Before I could search him out, he came to see me. When he walked into my office, his body was very badly wasted, and the long hair had all fallen out as a result of chemotherapy, but his eyes were bright, and his voice was firm.
"Tommy, I’ve thought about you so often. I hear you are sick," I blurted out.
"Oh, yes, very sick. I have cancer in both lungs. It’s a matter of weeks."
"Can you talk about it, Tom?" I asked.
"Sure, what would you like to know?" he replied.
"What’s it like to be only twenty-four and dying?"
"Well, it could be worse."
"Like what?"
"Well, like being fifty and having no values or ideals, like being fifty and thinking that booze, seducing women, and making money are the real ’biggies’ in life."
"But what I really came to see you about," Tom said, "is something you said to me on the last day of class." "I asked you if you thought I would ever find God, and you said, ’No!’ which surprised me. Then you said, ’But He will find you.’
I thought about that a lot, even though my search for God was hardly intense at that time. "But when the doctors removed a lump from my groin and told me that it was malignant, that’s when I got serious about locating God. And when the malignancy spread into my vital organs, I really began banging fists against the bronze doors of heaven, but God did not come out. In fact, nothing happened.
Well, one day I woke up, and instead of throwing a few more futile appeals over that high brick wall to a God who may or may not be there, I just quit. I decided that I didn’t really care about God, about an afterlife, or anything like that. "I decided to spend what time I had left doing something more profitable. I thought about you and your class and I remembered something else you had said:
’The essential sadness is to go through life without loving. But it would be almost equally sad to go through life and leave this world without ever telling those you loved that you had loved them.’
So, I began with the hardest one, my Dad. He was reading the newspaper when I approached him." "Dad."
"Yes, what?" he asked without lowering the newspaper.
"Dad, I would like to talk with you."
"Well, talk."
"I mean . . . it’s really important."
The newspaper came down three slow inches. "What is it?"
"Dad, I love you. I just wanted you to know that."
"The newspaper fluttered to the floor. Then my father did two things I could never remember him ever doing before. He cried and he hugged me. We talked all night, even though he had to go to work the next morning. It felt so good to be close to my father, to see his tears, to feel his hug, to hear him say that he loved me."
"It was easier with my mother and little brother. They cried with me, too, and we hugged each other, and started saying real nice things to each other. We shared the things we had been keeping secret for so many years. I was only sorry about one thing-that I had waited so long. Here I was, just beginning to open up to all the people I had actually been close to." "
Then, one day, I turned around and God was there. He found me. You were right. He found me even after I stopped looking for Him."
When we had stopped looking for God, God found us at Christmas.
That is our Christmas Hope, and his name is Jesus.
John 3:16 CSB
16 For God loved the world in this way: He gave his one and only Son, so that everyone who believes in him will not perish but have eternal life.
We are about to start a brand new year. For many of us a new year means a new beginning.
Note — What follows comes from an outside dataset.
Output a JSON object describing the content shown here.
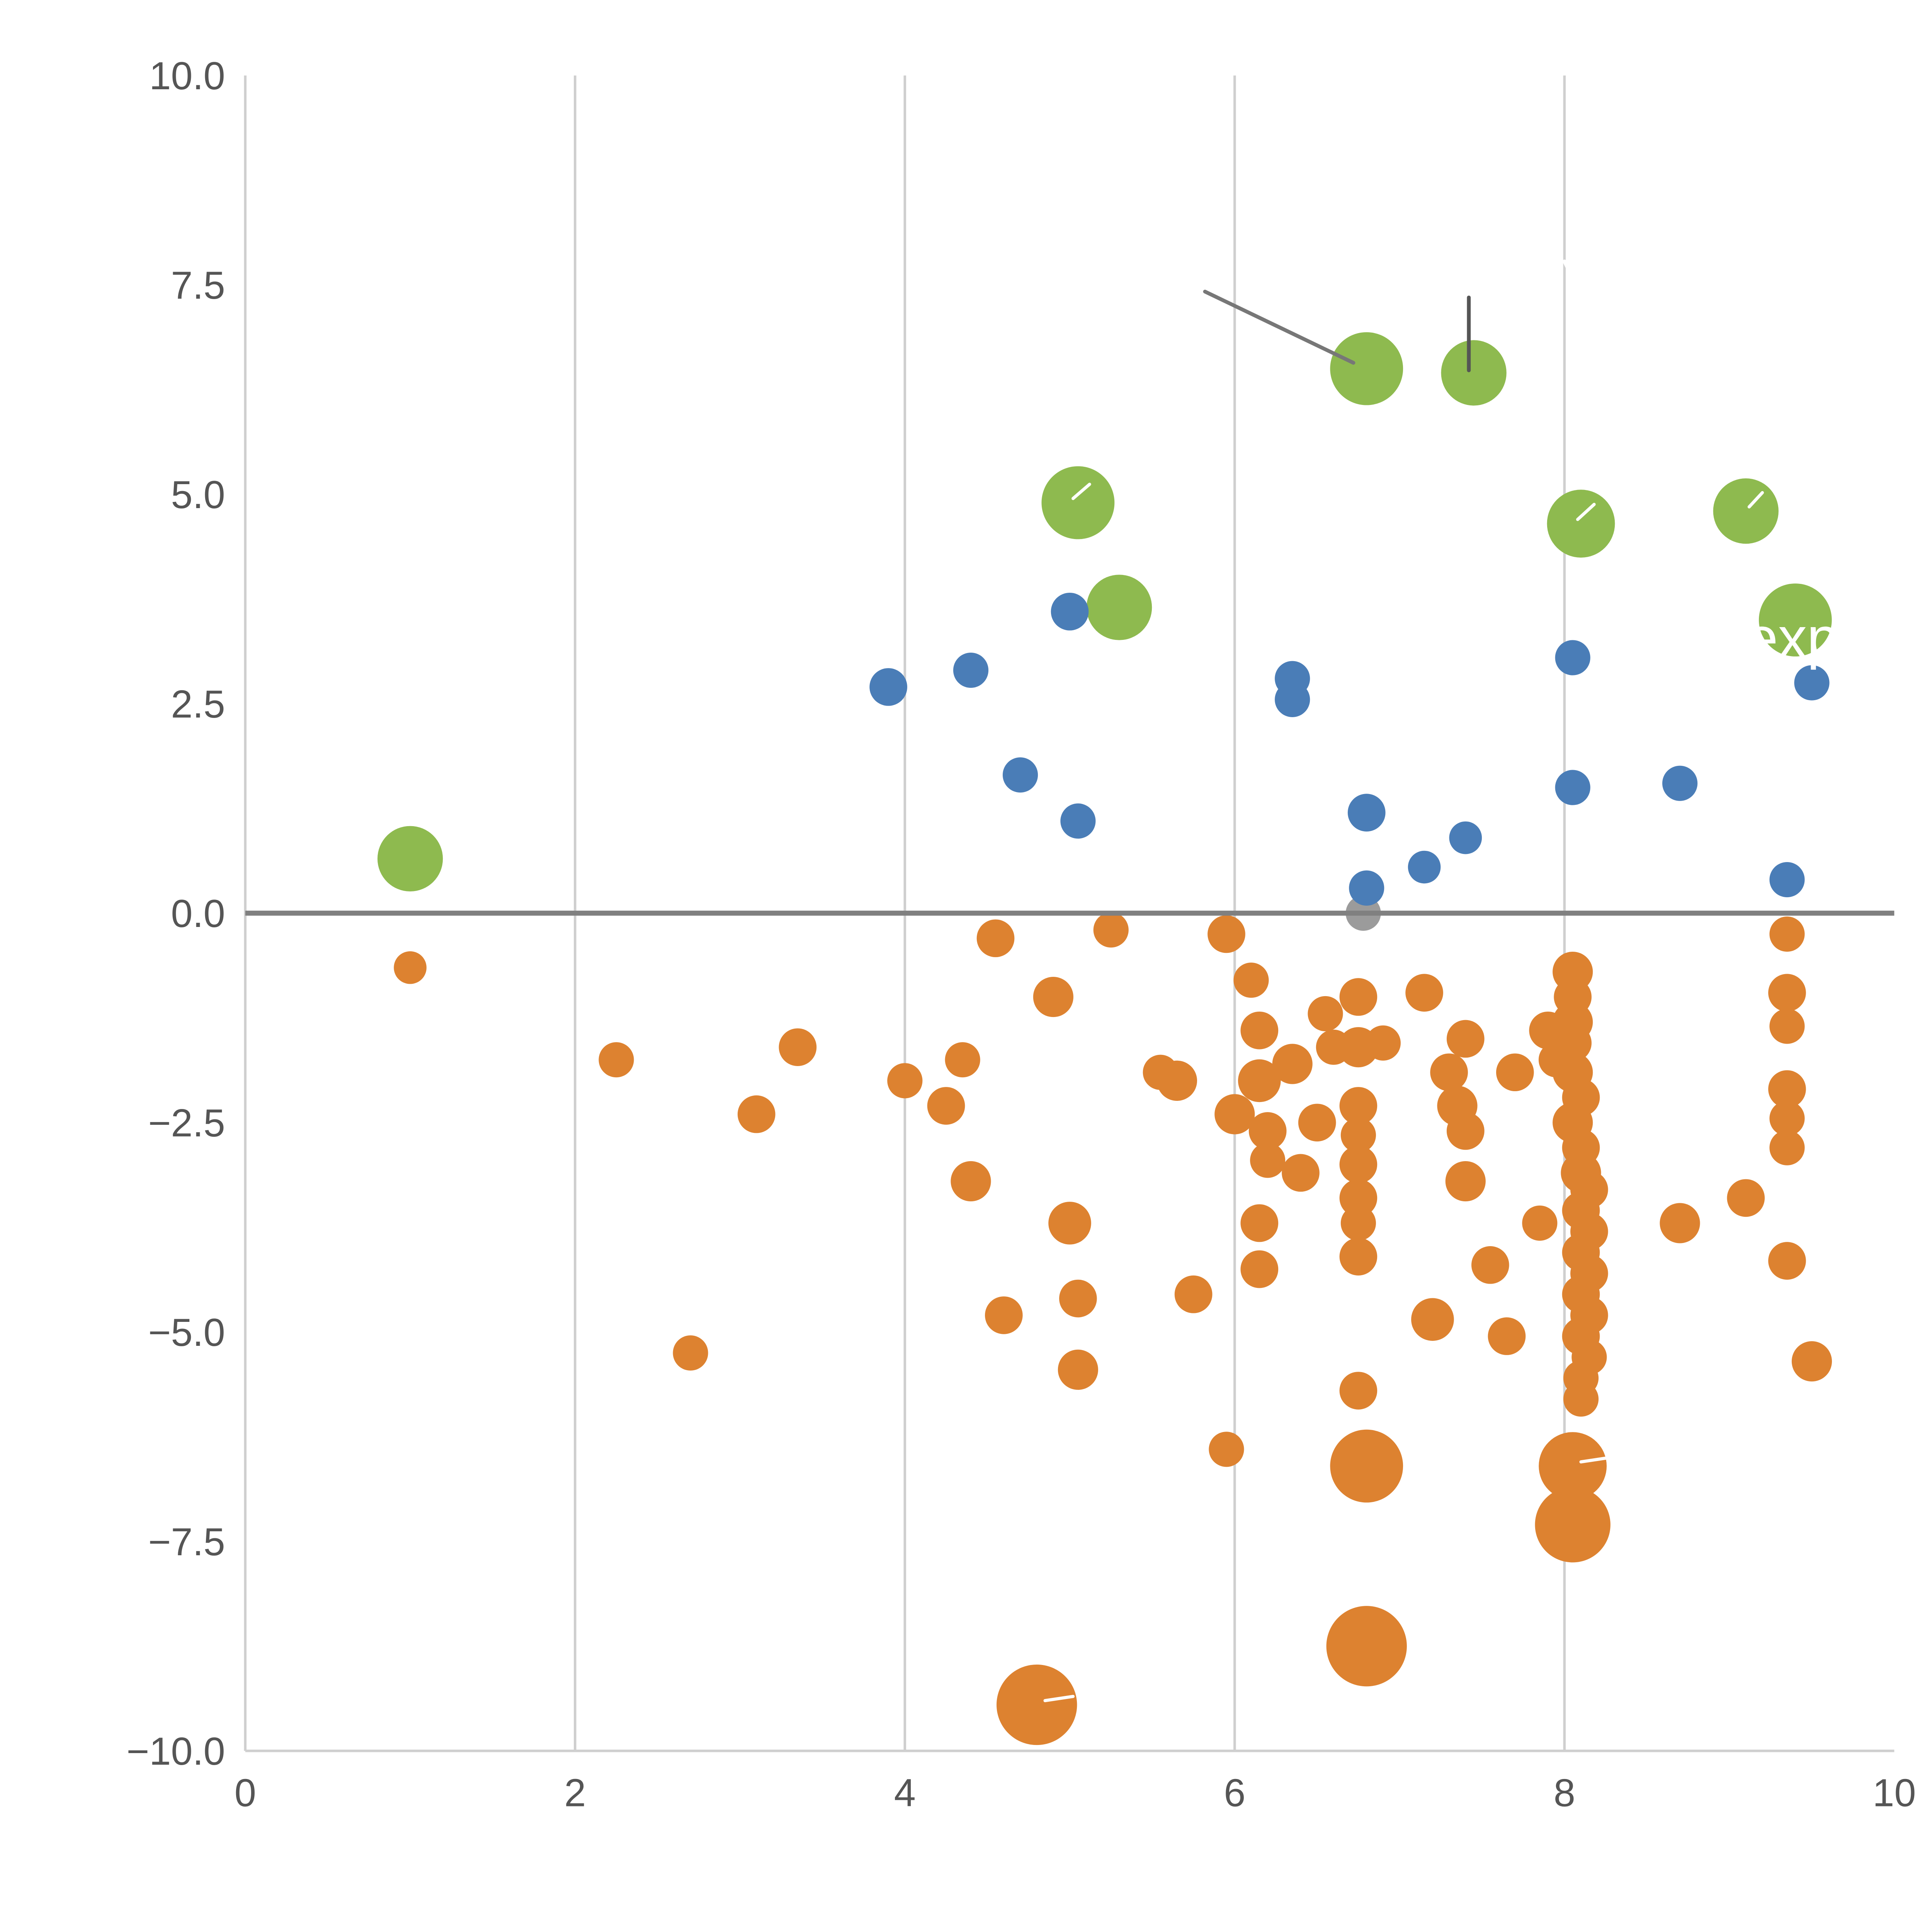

How about we take this opportunity of a new beginning to allow Jesus to take us even deeper in the transformation of our lives in a way that only he can do.
What needs to be left in 2020 so that the light of Jesus can shine even brighter than it ever has before?
Are you and I willing to let the Savior of the world be the Savior of each and every moment of our day starting with this Christmas?
He is the Savior that brings light to the gloomy places and hope when it seems so hard to find.
Tomorrow is Christmas. May our day be complete as we invite the Hope of Christmas to participate in all of our activities and celebrations.